Pomijając myśl nieskromną i nieuczesaną - "Romantyczny książę" wstrząsnął mną umiarkowanie. Powiedziałabym, że jest taki pół na pół. Nawet więcej: Może być. Owszem, czyta się lekko i zapewnia przyjemnie spędzony wieczór (lub - jak w moim przypadku - popołudnie); brawurowo pociągnięta akcja sprawia, że od lektury odrywałam się z trudem, ale...
Ale bardzo szkoda, że "Księciu" pary staje tylko do połowy. W chwili, gdy romans nabiera ognia i rumieńców a romansowa ja oblizuje palce - "Książę" flaczeje i zaczyna kuleć na obie nogi by pod konie okuleć i na siedzenie. Dopóki rzecz dotyczy Izzy i Ransoma - fabuła trzyma poziom i ma jakiś sens.
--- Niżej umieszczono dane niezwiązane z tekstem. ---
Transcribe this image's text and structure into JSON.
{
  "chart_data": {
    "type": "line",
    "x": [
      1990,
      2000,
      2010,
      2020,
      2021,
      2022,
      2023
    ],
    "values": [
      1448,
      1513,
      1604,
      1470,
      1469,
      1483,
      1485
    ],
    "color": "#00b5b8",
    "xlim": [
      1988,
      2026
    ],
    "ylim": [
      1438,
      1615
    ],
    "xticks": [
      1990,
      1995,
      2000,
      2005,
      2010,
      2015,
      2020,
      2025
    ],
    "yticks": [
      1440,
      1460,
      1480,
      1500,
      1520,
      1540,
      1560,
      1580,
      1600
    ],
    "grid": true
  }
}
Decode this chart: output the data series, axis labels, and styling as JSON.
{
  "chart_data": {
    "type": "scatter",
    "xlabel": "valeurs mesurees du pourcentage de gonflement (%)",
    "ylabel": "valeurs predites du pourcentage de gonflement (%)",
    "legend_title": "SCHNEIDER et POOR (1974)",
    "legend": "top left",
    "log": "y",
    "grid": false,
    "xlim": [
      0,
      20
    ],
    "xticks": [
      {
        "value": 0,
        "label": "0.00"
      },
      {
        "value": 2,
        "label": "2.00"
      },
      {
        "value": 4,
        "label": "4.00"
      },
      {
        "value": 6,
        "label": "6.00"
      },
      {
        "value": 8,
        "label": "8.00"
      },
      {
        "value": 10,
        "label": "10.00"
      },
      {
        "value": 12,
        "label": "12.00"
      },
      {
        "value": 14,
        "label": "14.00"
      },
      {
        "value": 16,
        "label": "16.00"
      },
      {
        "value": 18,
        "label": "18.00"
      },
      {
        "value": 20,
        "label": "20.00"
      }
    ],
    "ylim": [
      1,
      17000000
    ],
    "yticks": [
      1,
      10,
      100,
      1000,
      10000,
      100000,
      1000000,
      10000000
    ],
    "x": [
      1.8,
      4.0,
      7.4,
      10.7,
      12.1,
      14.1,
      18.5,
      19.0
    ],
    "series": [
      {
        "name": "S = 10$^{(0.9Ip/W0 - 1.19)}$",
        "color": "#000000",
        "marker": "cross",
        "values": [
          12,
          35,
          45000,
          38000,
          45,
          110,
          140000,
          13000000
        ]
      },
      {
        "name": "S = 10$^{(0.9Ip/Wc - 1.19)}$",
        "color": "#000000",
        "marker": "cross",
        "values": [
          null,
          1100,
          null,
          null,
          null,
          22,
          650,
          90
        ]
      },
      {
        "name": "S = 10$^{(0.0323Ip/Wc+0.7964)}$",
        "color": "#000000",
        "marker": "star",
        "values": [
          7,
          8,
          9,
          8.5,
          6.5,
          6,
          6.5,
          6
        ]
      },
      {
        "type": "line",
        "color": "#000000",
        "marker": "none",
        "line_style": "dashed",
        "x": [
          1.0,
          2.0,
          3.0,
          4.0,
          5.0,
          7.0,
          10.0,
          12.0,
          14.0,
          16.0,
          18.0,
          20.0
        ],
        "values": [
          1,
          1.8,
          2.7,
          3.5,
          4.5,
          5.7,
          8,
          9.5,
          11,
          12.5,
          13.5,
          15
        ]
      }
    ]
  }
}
Jednakże im więcej komplikacji i osób trzecich - solidnie wyglądająca konstrukcja zaczyna się sypać. Zupełnie jak mury Gostley Castle. Jakby autorka drobiazgowo rozplanowała wiodącą parę lecz zabrakło pomysłu na to, co wkoło i dalej.
Pozornie nieszkodliwy hapenning zmienia sympatyczny romans w szaloną hucpę; miejscami zabawną, trochę gorzką, nie mniej jakby doklejaną na siłę.
Można oczekiwać, że główną osią będzie horrendalne nieporozumienie i jego następstwa, ale temat właściwy pojawia się właściwie znikąd, rzucony mimochodem. Jak dla mnie - powód ważny, potraktowany po macoszemu i zbyt lekko. A może to moje mylne wrażenia. Nie minę się z prawdą twierdzeniem, że na dobrą sprawę cała ta z lekka naciągana szopka ociera się o dom wariatów. Zasapałam się próbując dotrzymać "Księciu" kroku. Nie, nie mam pretensji. Wbrew pozorom, książkę czyta się całkiem dobrze. Co prawda nie trafiła na listę "zawsze i wszędzie", ale jako pierwsza część cyklu pozostawia pozytywne wrażenie. Miło będzie do niej powrócić za jakiś czas. Dłuższy czas.